Pulsatilla chinensis (Bunge) Regel has been widely used in the pharmaceutical industry. With the deepening of clinical application, the research on its plant resources has attracted much attention. However, the underlying molecular mechanisms of distinct germination during Pulsatilla seed development are still mostly unknown. Therefore, in this study, four germination stages of P. chinensis seeds, with obvious differences in seed appearance traits, were used as materials. Transcriptome sequencing technology was used to analyse the molecular mechanisms of seed germination. A total of 27,601 differentially expressed genes (DEGs) (six different groups) were determined. KEGG enrichment analysis revealed that the up-regulated DEGs were enriched in phenylpropanoid biosynthesis, photosynthesis, photosynthesis–antenna proteins, plant hormone signal transduction, flavonoid biosynthesis and other pathways. A total of 87 DEGs was enriched in phytohormone signal transduction pathways, including auxin (25), abscisic acid (13), gibberellin (6), ethylene (9) and cytokinin (7). Furthermore, a protein–protein interaction network was constructed using these DEGs. Some DEGs were validated by qRT-PCR analysis. This comprehensive analysis provided basic information on the key genes of plant hormone signal transduction pathways involved in the seed germination process of P. chinensis (Bunge) Regel.

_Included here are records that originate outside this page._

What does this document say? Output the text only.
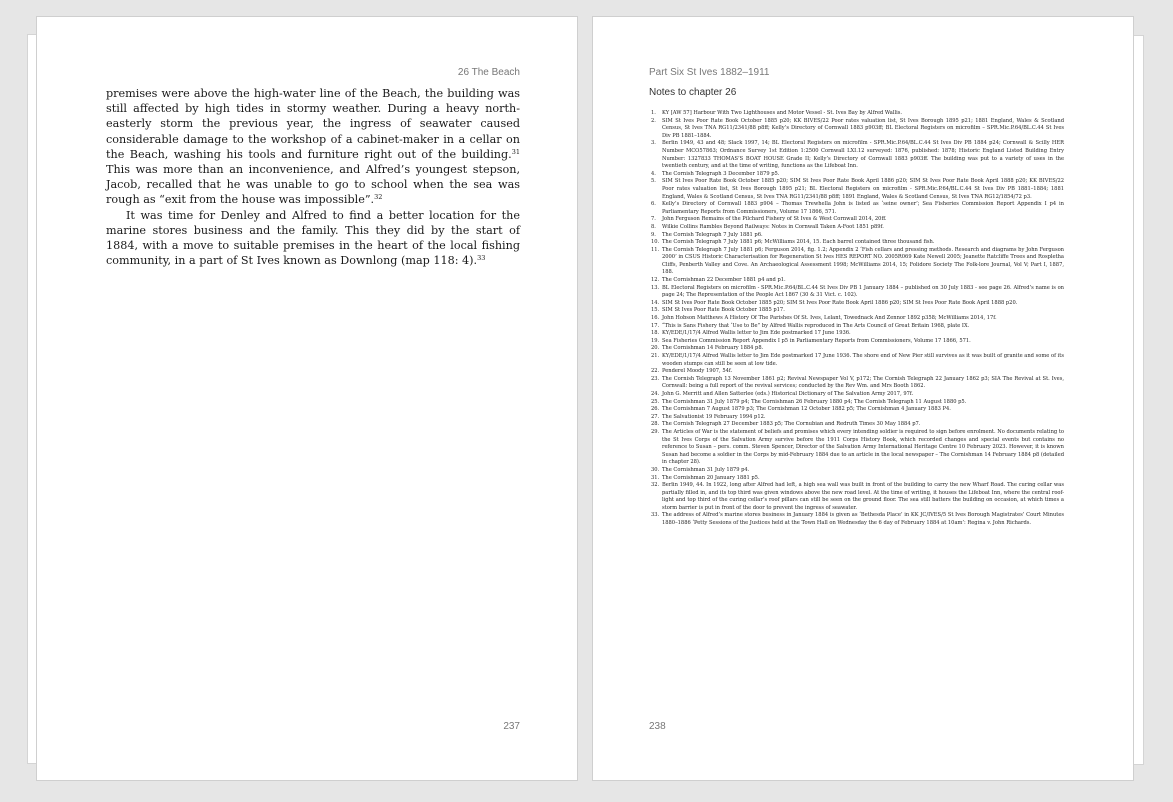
26 The Beach

premises were above the high-water line of the Beach, the building was still affected by high tides in stormy weather. During a heavy north-easterly storm the previous year, the ingress of seawater caused considerable damage to the workshop of a cabinet-maker in a cellar on the Beach, washing his tools and furniture right out of the building.$^{31}$ This was more than an inconvenience, and Alfred’s youngest stepson, Jacob, recalled that he was unable to go to school when the sea was rough as “exit from the house was impossible”.$^{32}$

It was time for Denley and Alfred to find a better location for the marine stores business and the family. This they did by the start of 1884, with a move to suitable premises in the heart of the local fishing community, in a part of St Ives known as Downlong (map 118: 4).$^{33}$

237
Part Six St Ives 1882–1911
Notes to chapter 26
1. KY [AW 57] Harbour With Two Lighthouses and Motor Vessel - St. Ives Bay by Alfred Wallis.
2. SIM St Ives Poor Rate Book October 1885 p20; KK BIVES/22 Poor rates valuation list, St Ives Borough 1895 p21; 1881 England, Wales & Scotland Census, St Ives TNA RG11/2341/88 p8ff; Kelly’s Directory of Cornwall 1883 p903ff; BL Electoral Registers on microfilm – SPR.Mic.P.64/BL.C.44 St Ives Div PB 1881–1884.
3. Berlin 1949, 43 and 48; Slack 1997, 14; BL Electoral Registers on microfilm - SPR.Mic.P.64/BL.C.44 St Ives Div PB 1884 p24; Cornwall & Scilly HER Number MCO57863; Ordnance Survey 1st Edition 1:2500 Cornwall LXI.12 surveyed: 1876, published: 1878; Historic England Listed Building Entry Number: 1327833 THOMAS’S BOAT HOUSE Grade II; Kelly’s Directory of Cornwall 1883 p903ff. The building was put to a variety of uses in the twentieth century, and at the time of writing, functions as the Lifeboat Inn.
4. The Cornish Telegraph 3 December 1879 p5.
5. SIM St Ives Poor Rate Book October 1885 p20; SIM St Ives Poor Rate Book April 1886 p20; SIM St Ives Poor Rate Book April 1888 p20; KK BIVES/22 Poor rates valuation list, St Ives Borough 1895 p21; BL Electoral Registers on microfilm - SPR.Mic.P.64/BL.C.44 St Ives Div PB 1881–1884; 1881 England, Wales & Scotland Census, St Ives TNA RG11/2341/88 p8ff; 1891 England, Wales & Scotland Census, St Ives TNA RG12/1854/72 p3.
6. Kelly’s Directory of Cornwall 1883 p904 – Thomas Trewhella John is listed as ‘seine owner’; Sea Fisheries Commission Report Appendix I p4 in Parliamentary Reports from Commissioners, Volume 17 1866, 571.
7. John Ferguson Remains of the Pilchard Fishery of St Ives & West Cornwall 2014, 20ff.
8. Wilkie Collins Rambles Beyond Railways: Notes in Cornwall Taken A-Foot 1851 p89f.
9. The Cornish Telegraph 7 July 1881 p6.
10. The Cornish Telegraph 7 July 1881 p6; McWilliams 2014, 15. Each barrel contained three thousand fish.
11. The Cornish Telegraph 7 July 1881 p6; Ferguson 2014, fig. 1.2; Appendix 2 ‘Fish cellars and pressing methods. Research and diagrams by John Ferguson 2000’ in CSUS Historic Characterisation for Regeneration St Ives HES REPORT NO. 2005R069 Kate Newell 2005; Jeanette Ratcliffe Trees and Rospletha Cliffs, Penberth Valley and Cove. An Archaeological Assessment 1998; McWilliams 2014, 15; Folidore Society The Folk-lore Journal, Vol V; Part I, 1887, 188.
12. The Cornishman 22 December 1881 p4 and p1.
13. BL Electoral Registers on microfilm - SPR.Mic.P.64/BL.C.44 St Ives Div PB 1 January 1884 – published on 30 July 1883 - see page 26. Alfred’s name is on page 24; The Representation of the People Act 1867 (30 & 31 Vict. c. 102).
14. SIM St Ives Poor Rate Book October 1885 p20; SIM St Ives Poor Rate Book April 1886 p20; SIM St Ives Poor Rate Book April 1888 p20.
15. SIM St Ives Poor Rate Book October 1885 p17.
16. John Hobson Matthews A History Of The Parishes Of St. Ives, Lelant, Towednack And Zennor 1892 p358; McWilliams 2014, 17f.
17. “This is Sans Fishery that ‘Use to Be” by Alfred Wallis reproduced in The Arts Council of Great Britain 1968, plate IX.
18. KY/EDE/1/17/4 Alfred Wallis letter to Jim Ede postmarked 17 June 1936.
19. Sea Fisheries Commission Report Appendix I p5 in Parliamentary Reports from Commissioners, Volume 17 1866, 571.
20. The Cornishman 14 February 1884 p8.
21. KY/EDE/1/17/4 Alfred Wallis letter to Jim Ede postmarked 17 June 1936. The shore end of New Pier still survives as it was built of granite and some of its wooden stumps can still be seen at low tide.
22. Penderel Moody 1907, 54f.
23. The Cornish Telegraph 13 November 1861 p2; Revival Newspaper Vol V, p172; The Cornish Telegraph 22 January 1862 p3; SIA The Revival at St. Ives, Cornwall: being a full report of the revival services; conducted by the Rev Wm. and Mrs Booth 1862.
24. John G. Merritt and Allen Satterlee (eds.) Historical Dictionary of The Salvation Army 2017, 97f.
25. The Cornishman 31 July 1879 p4; The Cornishman 26 February 1880 p4; The Cornish Telegraph 11 August 1880 p5.
26. The Cornishman 7 August 1879 p3; The Cornishman 12 October 1882 p5; The Cornishman 4 January 1883 P4.
27. The Salvationist 19 February 1994 p12.
28. The Cornish Telegraph 27 December 1883 p5; The Cornubian and Redruth Times 30 May 1884 p7.
29. The Articles of War is the statement of beliefs and promises which every intending soldier is required to sign before enrolment. No documents relating to the St Ives Corps of the Salvation Army survive before the 1911 Corps History Book, which recorded changes and special events but contains no reference to Susan – pers. comm. Steven Spencer, Director of the Salvation Army International Heritage Centre 10 February 2023. However, it is known Susan had become a soldier in the Corps by mid-February 1884 due to an article in the local newspaper – The Cornishman 14 February 1884 p8 (detailed in chapter 28).
30. The Cornishman 31 July 1879 p4.
31. The Cornishman 20 January 1881 p5.
32. Berlin 1949, 44. In 1922, long after Alfred had left, a high sea wall was built in front of the building to carry the new Wharf Road. The curing cellar was partially filled in, and its top third was given windows above the new road level. At the time of writing, it houses the Lifeboat Inn, where the central roof-light and top third of the curing cellar’s roof pillars can still be seen on the ground floor. The sea still batters the building on occasion, at which times a storm barrier is put in front of the door to prevent the ingress of seawater.
33. The address of Alfred’s marine stores business in January 1884 is given as ‘Bethesda Place’ in KK JC/IVES/5 St Ives Borough Magistrates’ Court Minutes 1880–1886 ‘Petty Sessions of the Justices held at the Town Hall on Wednesday the 6 day of February 1884 at 10am’: Regina v. John Richards.
238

白头翁( Pulsatilla chinensis (Bunge) Regel)已广泛应用于制药工业。随着临床应用的深入，对其植物资源的研究备受关注。然而，白头翁种子发育过程中不同发芽的潜在分子机制仍然大多未知。因此，本研究对中华白杨的四个萌发阶段进行了研究。以种子外观性状差异明显的种子为材料。利用转录组测序技术分析种子萌发的分子机制。总共确定了 27,601 个差异表达基因 (DEG)（六个不同组）。KEGG富集分析显示，上调的DEG富集于苯丙素生物合成、光合作用、光合作用-天线蛋白、植物激素信号转导、类黄酮生物合成等途径。植物激素信号转导途径中富集了总共87个DEG，包括生长素（25）、脱落酸（13）、赤霉素（6）、乙烯（9）和细胞分裂素（7）。此外，利用这些 DEG 构建了蛋白质-蛋白质相互作用网络。一些 DEG 通过 qRT-PCR 分析进行了验证。P. chinensis (Bunge) Regel。